On the construction of Riemannian three-spaces with smooth inverse mean curvature foliation

TL;DR

This paper demonstrates how to construct smooth Riemannian three-spaces with inverse mean curvature foliations on two-spheres, deriving expressions to quantify Geroch mass and establishing conditions for positive mass and Penrose inequalities without scalar curvature constraints.

Contribution

It introduces a method to assemble Riemannian three-spaces with inverse mean curvature foliations using smooth lapse and shift functions, without requiring non-negative scalar curvature.

Findings

Constructed Riemannian three-spaces with smooth inverse mean curvature foliation.

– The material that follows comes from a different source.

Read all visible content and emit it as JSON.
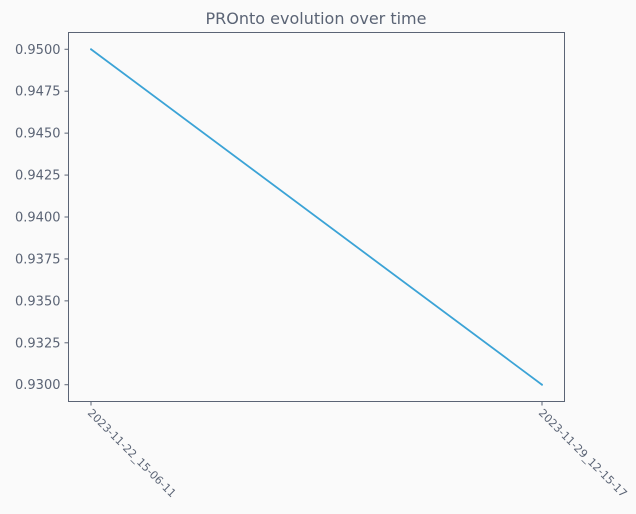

Derived an integrodifferential expression for Geroch mass based on area and lapse.

Established conditions for positive mass and Penrose inequality without scalar curvature assumptions.

Abstract

Consider a one-parameter family of smooth Riemannian metrics on a two-sphere, $\mathscr{S}$. By choosing a one-parameter family of smooth lapse and shift, these Riemannian two-spheres can always be assembled into smooth Riemannian three-space, with metric $h_{ij}$ on a three-manifold $\Sigma$ foliated by a one-parameter family of two-spheres $\mathscr{S}_\rho$. It is shown first that we can always choose the shift such that the $\mathscr{S}_\rho$ surfaces form a smooth inverse mean curvature foliation of $\Sigma$. An integrodifferential expression, referring only to the area of the level sets and the lapse function, is also derived that can be used to quantify the Geroch mass. If the constructed Riemannian three-space happens to be asymptotically flat and the $\rho$-integral of the integrodifferential expression is non-negative, then not only the positive mass theorem but, if one of the $\mathscr{S}_{\rho}$ level sets is a minimal surface, the Penrose inequality also holds. Notably, neither of the above results requires the scalar curvature of the constructed three-metric to be non-negative.